This family story takes us to Romania, more specifically to the Brasov area, also known as Kronstadt.
In this first photograph someone has marked the persons to be “Ludwig Michaelis senior, Samuel Schiel, Marie Schiel, Heinz Schiel (4 or 5 years old), Friedrich Schiel“. The photo dates to 1901 or 1902 according to whoever labelled it.
The Schiels were a very prominent family in the Brasov area, as it turns out! I’ve been able to find quite a lot of information on them because of their status in their community.
In this blog post, I want to focus on Samuel Schiel and his family. He was an entrepreneuer ahead of his time, owner of several factories and a trail blazer in many ways.
Samuel was born in 1857, so he was about 44 years old when this photograph was taken. He was already a successful businessman at the time. His wife Marie Julie née Ganzert was born in Heilbronn, Germany, in 1860. They got married in 1886 in Kronstadt:
They became parents of their son Heinrich (“Heinz”) Samuel Schiel (the little boy in this photo) 10 years later, in 1896. Here’s Heinrich’s birth registration from April 14th, 1896:
The couple had had their first son, Karl Friedrich Otto, already in 1888:
In 1890 they were blessed with a baby girl whom they named Anna Marie:
In 1892 Samuel and Marie had another son, Hermann:
In April 1901, Samuel and Marie welcomed their youngest son Richard Gustav Schiel. Marie was 41 years old at the time of his birth. So she may be actually pregnant with Richard in the above photo.
Factories in Busteni
I came across this interesting article in German. I used the information from the article below and borrowed the photos courtesy of Klaus Schiel. Click HERE to read the article in German.

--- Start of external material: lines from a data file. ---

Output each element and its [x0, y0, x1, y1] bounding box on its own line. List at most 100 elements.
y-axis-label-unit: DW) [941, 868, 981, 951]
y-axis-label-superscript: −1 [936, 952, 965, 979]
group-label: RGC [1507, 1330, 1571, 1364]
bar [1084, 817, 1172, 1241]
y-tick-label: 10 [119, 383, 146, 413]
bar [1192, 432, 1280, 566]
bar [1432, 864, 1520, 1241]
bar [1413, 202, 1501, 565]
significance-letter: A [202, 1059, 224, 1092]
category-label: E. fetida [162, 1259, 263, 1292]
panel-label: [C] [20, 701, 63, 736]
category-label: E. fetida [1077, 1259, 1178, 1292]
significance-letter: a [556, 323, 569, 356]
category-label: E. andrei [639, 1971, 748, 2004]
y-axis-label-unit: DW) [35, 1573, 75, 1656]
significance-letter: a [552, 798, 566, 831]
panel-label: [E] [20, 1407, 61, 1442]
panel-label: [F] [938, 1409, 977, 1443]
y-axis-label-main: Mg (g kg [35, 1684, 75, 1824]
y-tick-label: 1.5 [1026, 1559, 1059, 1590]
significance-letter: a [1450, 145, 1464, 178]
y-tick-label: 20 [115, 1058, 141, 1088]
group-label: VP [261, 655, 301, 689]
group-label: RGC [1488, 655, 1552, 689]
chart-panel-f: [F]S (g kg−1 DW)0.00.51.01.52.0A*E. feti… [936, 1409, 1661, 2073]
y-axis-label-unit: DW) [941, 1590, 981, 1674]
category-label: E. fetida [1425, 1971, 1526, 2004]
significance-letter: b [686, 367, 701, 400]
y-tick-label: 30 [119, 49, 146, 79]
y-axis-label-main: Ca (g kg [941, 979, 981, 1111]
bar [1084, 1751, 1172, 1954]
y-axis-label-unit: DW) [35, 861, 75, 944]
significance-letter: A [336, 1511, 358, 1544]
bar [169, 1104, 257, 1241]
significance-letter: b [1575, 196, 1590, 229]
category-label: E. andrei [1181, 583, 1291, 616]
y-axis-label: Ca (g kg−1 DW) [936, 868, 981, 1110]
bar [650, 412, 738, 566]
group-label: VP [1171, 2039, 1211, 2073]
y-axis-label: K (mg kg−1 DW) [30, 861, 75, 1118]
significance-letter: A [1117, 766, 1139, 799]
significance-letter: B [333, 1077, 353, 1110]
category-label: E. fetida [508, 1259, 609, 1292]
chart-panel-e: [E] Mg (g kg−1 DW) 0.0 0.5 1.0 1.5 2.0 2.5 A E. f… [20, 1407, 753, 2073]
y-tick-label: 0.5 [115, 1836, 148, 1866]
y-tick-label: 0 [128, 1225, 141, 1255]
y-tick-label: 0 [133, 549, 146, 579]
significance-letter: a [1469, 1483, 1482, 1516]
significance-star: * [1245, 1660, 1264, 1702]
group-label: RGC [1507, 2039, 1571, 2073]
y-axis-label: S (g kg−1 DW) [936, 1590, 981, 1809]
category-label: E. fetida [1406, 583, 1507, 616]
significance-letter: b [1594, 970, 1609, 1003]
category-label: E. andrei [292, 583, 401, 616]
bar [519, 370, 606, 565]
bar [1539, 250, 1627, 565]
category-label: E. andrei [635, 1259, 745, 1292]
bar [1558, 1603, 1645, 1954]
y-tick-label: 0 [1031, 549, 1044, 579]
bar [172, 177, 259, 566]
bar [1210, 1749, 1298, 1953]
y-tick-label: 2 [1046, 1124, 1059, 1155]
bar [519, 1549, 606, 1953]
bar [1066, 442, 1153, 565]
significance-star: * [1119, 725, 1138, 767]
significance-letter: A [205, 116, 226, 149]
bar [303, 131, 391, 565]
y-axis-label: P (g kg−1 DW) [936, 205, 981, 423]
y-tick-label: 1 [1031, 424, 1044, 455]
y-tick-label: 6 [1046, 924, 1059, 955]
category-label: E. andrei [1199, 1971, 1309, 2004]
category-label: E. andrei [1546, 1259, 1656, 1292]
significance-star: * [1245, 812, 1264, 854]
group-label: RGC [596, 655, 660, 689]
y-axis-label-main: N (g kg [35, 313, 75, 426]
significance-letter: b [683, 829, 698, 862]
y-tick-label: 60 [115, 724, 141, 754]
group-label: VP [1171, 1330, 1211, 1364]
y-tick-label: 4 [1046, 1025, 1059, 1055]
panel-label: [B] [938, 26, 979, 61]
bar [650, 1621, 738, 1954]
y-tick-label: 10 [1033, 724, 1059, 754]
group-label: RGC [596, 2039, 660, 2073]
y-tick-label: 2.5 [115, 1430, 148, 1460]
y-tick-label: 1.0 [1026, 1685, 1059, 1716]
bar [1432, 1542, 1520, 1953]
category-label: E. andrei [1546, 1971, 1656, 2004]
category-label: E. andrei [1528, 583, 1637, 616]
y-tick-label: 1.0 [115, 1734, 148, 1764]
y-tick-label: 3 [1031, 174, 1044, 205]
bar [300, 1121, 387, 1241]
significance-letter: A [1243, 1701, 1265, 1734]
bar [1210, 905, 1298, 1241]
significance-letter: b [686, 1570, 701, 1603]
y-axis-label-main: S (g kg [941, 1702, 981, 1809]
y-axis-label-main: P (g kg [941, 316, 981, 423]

Samuel and his older brother Carl Schiel founded their first paper mill “C. & S. Schiel” in Buşteni, which lies close to Kronstadt, in 1882. At the time Carl was 31 and Samuel just 24 years old.
Brothers Carl (left) and Samuel Schiel
Their start was rocky since their financial means were limited. Carl was a father of four children at the time and Samuel had just finished his training as a mechanical engineer. In their first year of business, 36 employees produced 185 tons of brown wrapping paper. 10 years later, 222 employees produced 1420 tons of it.

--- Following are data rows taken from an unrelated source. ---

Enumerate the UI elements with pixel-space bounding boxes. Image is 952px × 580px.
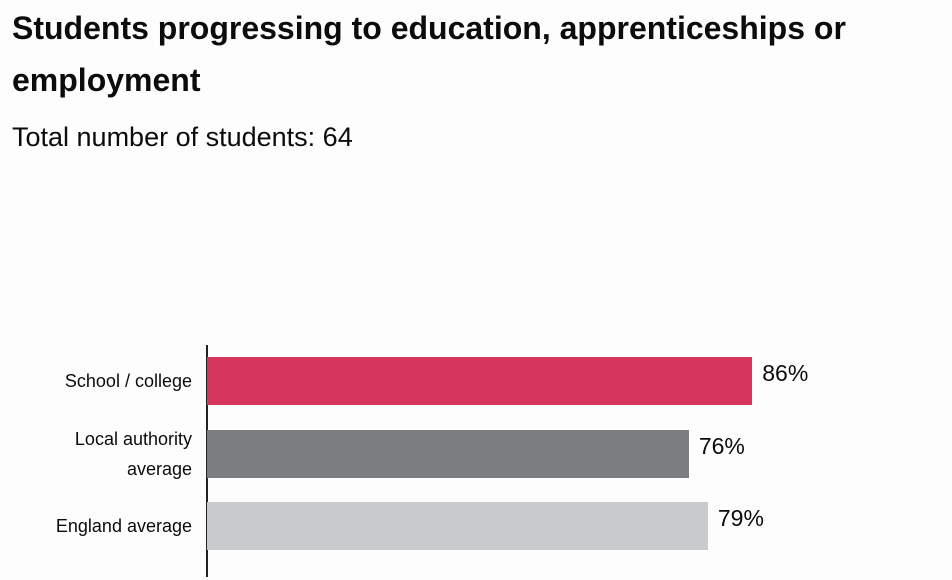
value-label: 79% [717, 505, 764, 531]
chart-title: Students progressing to education, appre… [12, 10, 846, 98]
value-label: 86% [762, 360, 809, 386]
value-label: 76% [698, 433, 745, 459]
bar [207, 357, 753, 405]
category-label: Local authority average [74, 429, 192, 479]
bar [207, 502, 708, 550]
category-label: England average [55, 516, 192, 536]
bar [207, 430, 689, 478]
chart-subtitle: Total number of students: 64 [12, 122, 353, 152]
category-label: School / college [64, 371, 192, 391]
chart: 86% School / college 76% Local authority av… [0, 340, 952, 580]
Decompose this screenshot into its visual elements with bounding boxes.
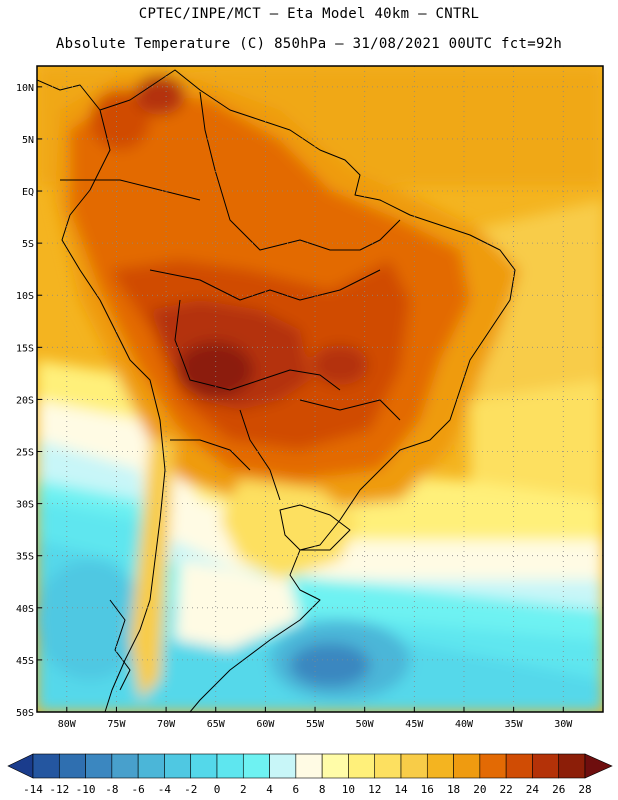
chart-title: CPTEC/INPE/MCT – Eta Model 40km – CNTRL (138, 6, 480, 22)
colorbar-swatch (400, 753, 428, 779)
lat-label: 15S (16, 343, 34, 354)
colorbar-swatch (426, 753, 454, 779)
colorbar-label: -8 (105, 783, 118, 796)
colorbar-label: 0 (214, 783, 221, 796)
lon-label: 70W (157, 719, 176, 730)
colorbar-arrow-low (7, 753, 34, 779)
lon-label: 30W (554, 719, 573, 730)
lat-label: EQ (22, 187, 34, 198)
colorbar-swatch (295, 753, 323, 779)
chart-subtitle: Absolute Temperature (C) 850hPa – 31/08/… (55, 36, 563, 52)
colorbar-swatch (164, 753, 192, 779)
colorbar-label: 4 (266, 783, 273, 796)
colorbar-arrow-high (584, 753, 613, 779)
colorbar-label: 8 (319, 783, 326, 796)
lon-label: 45W (405, 719, 424, 730)
colorbar-swatch (453, 753, 481, 779)
lon-label: 55W (306, 719, 325, 730)
colorbar-label: 26 (552, 783, 565, 796)
coastline (37, 69, 516, 712)
colorbar-swatch (505, 753, 533, 779)
colorbar-label: -2 (184, 783, 197, 796)
longitude-labels: 80W 75W 70W 65W 60W 55W 50W 45W 40W 35W 30W (58, 707, 573, 730)
lat-label: 5S (22, 239, 34, 250)
lat-label: 45S (16, 656, 34, 667)
lon-label: 65W (207, 719, 226, 730)
colorbar-swatch (374, 753, 402, 779)
colorbar-swatch (32, 753, 60, 779)
colorbar-swatch (321, 753, 349, 779)
colorbar-label: 28 (578, 783, 591, 796)
lon-label: 80W (58, 719, 77, 730)
colorbar-swatch (111, 753, 139, 779)
lat-label: 25S (16, 448, 34, 459)
lon-label: 60W (256, 719, 275, 730)
lat-label: 50S (16, 708, 34, 719)
lat-label: 40S (16, 604, 34, 615)
colorbar-label: -12 (49, 783, 69, 796)
map-frame (36, 65, 604, 713)
colorbar-label: 12 (368, 783, 381, 796)
colorbar-label: -4 (158, 783, 172, 796)
colorbar-swatch (190, 753, 218, 779)
colorbar-label: 22 (500, 783, 513, 796)
colorbar-swatch (348, 753, 376, 779)
colorbar-swatch (85, 753, 113, 779)
lat-label: 35S (16, 552, 34, 563)
lon-label: 40W (455, 719, 474, 730)
lat-label: 10N (16, 83, 34, 94)
colorbar-swatch (242, 753, 270, 779)
colorbar-label: 6 (293, 783, 300, 796)
colorbar-swatch (532, 753, 560, 779)
lat-label: 5N (22, 135, 34, 146)
colorbar-label: 20 (473, 783, 486, 796)
colorbar-label: 24 (526, 783, 540, 796)
colorbar-swatch (269, 753, 297, 779)
lon-label: 35W (505, 719, 524, 730)
colorbar-swatch (137, 753, 165, 779)
colorbar-swatch (558, 753, 586, 779)
colorbar-label: -14 (23, 783, 43, 796)
colorbar-label: -6 (132, 783, 145, 796)
colorbar-label: -10 (76, 783, 96, 796)
lat-label: 30S (16, 500, 34, 511)
lon-label: 75W (107, 719, 126, 730)
colorbar-swatch (216, 753, 244, 779)
colorbar-swatch (479, 753, 507, 779)
colorbar-label: 14 (394, 783, 408, 796)
colorbar-label: 18 (447, 783, 460, 796)
lat-label: 10S (16, 291, 34, 302)
colorbar-swatch (58, 753, 86, 779)
lon-label: 50W (356, 719, 375, 730)
latitude-labels: 10N 5N EQ 5S 10S 15S 20S 25S 30S 35S 40S 45S 50S (16, 83, 42, 719)
colorbar-label: 10 (342, 783, 355, 796)
lat-label: 20S (16, 395, 34, 406)
colorbar-label: 2 (240, 783, 247, 796)
colorbar-label: 16 (421, 783, 434, 796)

“C. & S. Schiel” paper mill. Source: Article by Klaus Schiel
In 1894, a tragedy struck the family: Carl died unexpectedly from the consequences of a severe cold. He left behind a wife and 10 children. Now Samuel was in charge of the business as well as of his brother’s family. He himself was a father of 3 at the time.

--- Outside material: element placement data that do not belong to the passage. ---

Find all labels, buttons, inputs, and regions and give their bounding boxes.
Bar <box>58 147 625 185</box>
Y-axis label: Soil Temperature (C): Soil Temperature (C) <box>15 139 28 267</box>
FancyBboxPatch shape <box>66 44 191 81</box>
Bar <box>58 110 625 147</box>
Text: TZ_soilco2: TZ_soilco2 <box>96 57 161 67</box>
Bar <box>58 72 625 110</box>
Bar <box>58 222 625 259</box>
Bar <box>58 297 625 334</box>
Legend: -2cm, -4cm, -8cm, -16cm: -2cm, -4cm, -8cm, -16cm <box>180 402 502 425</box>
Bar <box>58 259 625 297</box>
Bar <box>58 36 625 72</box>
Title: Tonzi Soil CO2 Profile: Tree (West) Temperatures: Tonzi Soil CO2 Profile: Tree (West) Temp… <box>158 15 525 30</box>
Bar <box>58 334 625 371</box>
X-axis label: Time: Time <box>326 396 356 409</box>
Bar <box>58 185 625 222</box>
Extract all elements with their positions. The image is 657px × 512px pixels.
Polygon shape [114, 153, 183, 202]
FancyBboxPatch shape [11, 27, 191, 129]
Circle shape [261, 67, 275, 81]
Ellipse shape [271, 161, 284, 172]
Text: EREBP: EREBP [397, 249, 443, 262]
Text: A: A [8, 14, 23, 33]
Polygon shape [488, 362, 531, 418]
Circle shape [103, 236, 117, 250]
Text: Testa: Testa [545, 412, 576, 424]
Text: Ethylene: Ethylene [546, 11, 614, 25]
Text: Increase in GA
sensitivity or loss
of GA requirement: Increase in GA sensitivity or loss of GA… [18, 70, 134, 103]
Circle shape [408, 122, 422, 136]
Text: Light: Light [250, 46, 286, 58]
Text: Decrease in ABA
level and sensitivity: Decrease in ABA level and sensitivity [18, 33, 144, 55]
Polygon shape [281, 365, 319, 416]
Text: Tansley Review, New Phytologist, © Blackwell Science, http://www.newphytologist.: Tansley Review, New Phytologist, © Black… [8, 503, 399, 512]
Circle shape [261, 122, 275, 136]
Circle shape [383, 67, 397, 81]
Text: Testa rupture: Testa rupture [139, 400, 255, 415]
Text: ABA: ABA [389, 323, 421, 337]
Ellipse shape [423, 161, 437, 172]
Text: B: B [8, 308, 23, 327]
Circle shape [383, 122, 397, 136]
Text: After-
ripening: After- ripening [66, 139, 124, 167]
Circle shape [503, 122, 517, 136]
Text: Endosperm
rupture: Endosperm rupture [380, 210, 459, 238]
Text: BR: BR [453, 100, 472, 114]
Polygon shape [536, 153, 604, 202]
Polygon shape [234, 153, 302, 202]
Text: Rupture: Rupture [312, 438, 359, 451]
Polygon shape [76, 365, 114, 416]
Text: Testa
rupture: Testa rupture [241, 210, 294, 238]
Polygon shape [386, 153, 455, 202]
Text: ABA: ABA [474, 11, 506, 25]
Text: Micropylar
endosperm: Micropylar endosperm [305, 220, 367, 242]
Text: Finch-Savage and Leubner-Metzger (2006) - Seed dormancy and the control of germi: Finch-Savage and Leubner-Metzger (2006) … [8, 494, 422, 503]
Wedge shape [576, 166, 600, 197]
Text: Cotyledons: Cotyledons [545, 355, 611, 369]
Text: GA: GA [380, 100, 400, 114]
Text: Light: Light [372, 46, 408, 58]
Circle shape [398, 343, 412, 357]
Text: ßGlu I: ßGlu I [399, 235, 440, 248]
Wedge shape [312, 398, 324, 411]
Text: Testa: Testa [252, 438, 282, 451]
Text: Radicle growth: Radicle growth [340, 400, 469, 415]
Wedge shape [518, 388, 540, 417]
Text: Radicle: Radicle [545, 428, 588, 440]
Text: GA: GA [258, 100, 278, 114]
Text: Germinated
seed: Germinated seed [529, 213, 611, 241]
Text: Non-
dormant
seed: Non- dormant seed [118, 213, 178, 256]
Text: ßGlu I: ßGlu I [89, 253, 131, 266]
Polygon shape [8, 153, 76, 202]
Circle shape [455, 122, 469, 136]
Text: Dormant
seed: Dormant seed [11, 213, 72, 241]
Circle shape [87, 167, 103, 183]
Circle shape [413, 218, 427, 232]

But business was booming and Samuel had no time to grieve. In 1904, Samuel turned his business into a public limited company and decided to set up a cellulose factory next to the paper mill. In the coming years, he expanded his business and set up subsequent factories.
Samuel and his brother Carl were what we would refer to as socially responsible employers already in their time. The benefits they offered to their employees would make the Schiel brothers attractive employers today as well. The company built dwelling houses for their employees and their families, which is how Buşteni became a real community. The employees enjoyed the benefits of health, pension and unemployment insurance, financed by the company. Samuel invested in the well-being of his employees and the community. He financed the heating of the local church, set up a gym for sports and had a banquet hall built for parties of the inhabitants of Busteni, just to name a few of this additional projects.
The brothers also cared for the sustainability of the environment and took care to reforest the areas where wood had been chopped for the purpose of their paper production.
As the business grew rapidly, Samuel needed support managing the plants. He asked his oldest son Otto to join him. Later, Samuel’s other sons joined the management as well as the sons of his late brother Carl.
By the end of August 1944, as WWII devastated Europe, the future of the German population in Busteni became uncertain. The factories were nationalised, the Germans were forced to relocate and leave Busteni, the only home they had known. Samuel Schiel was spared this painful departure. He passed away on August 13th, 1944, at the age of 87.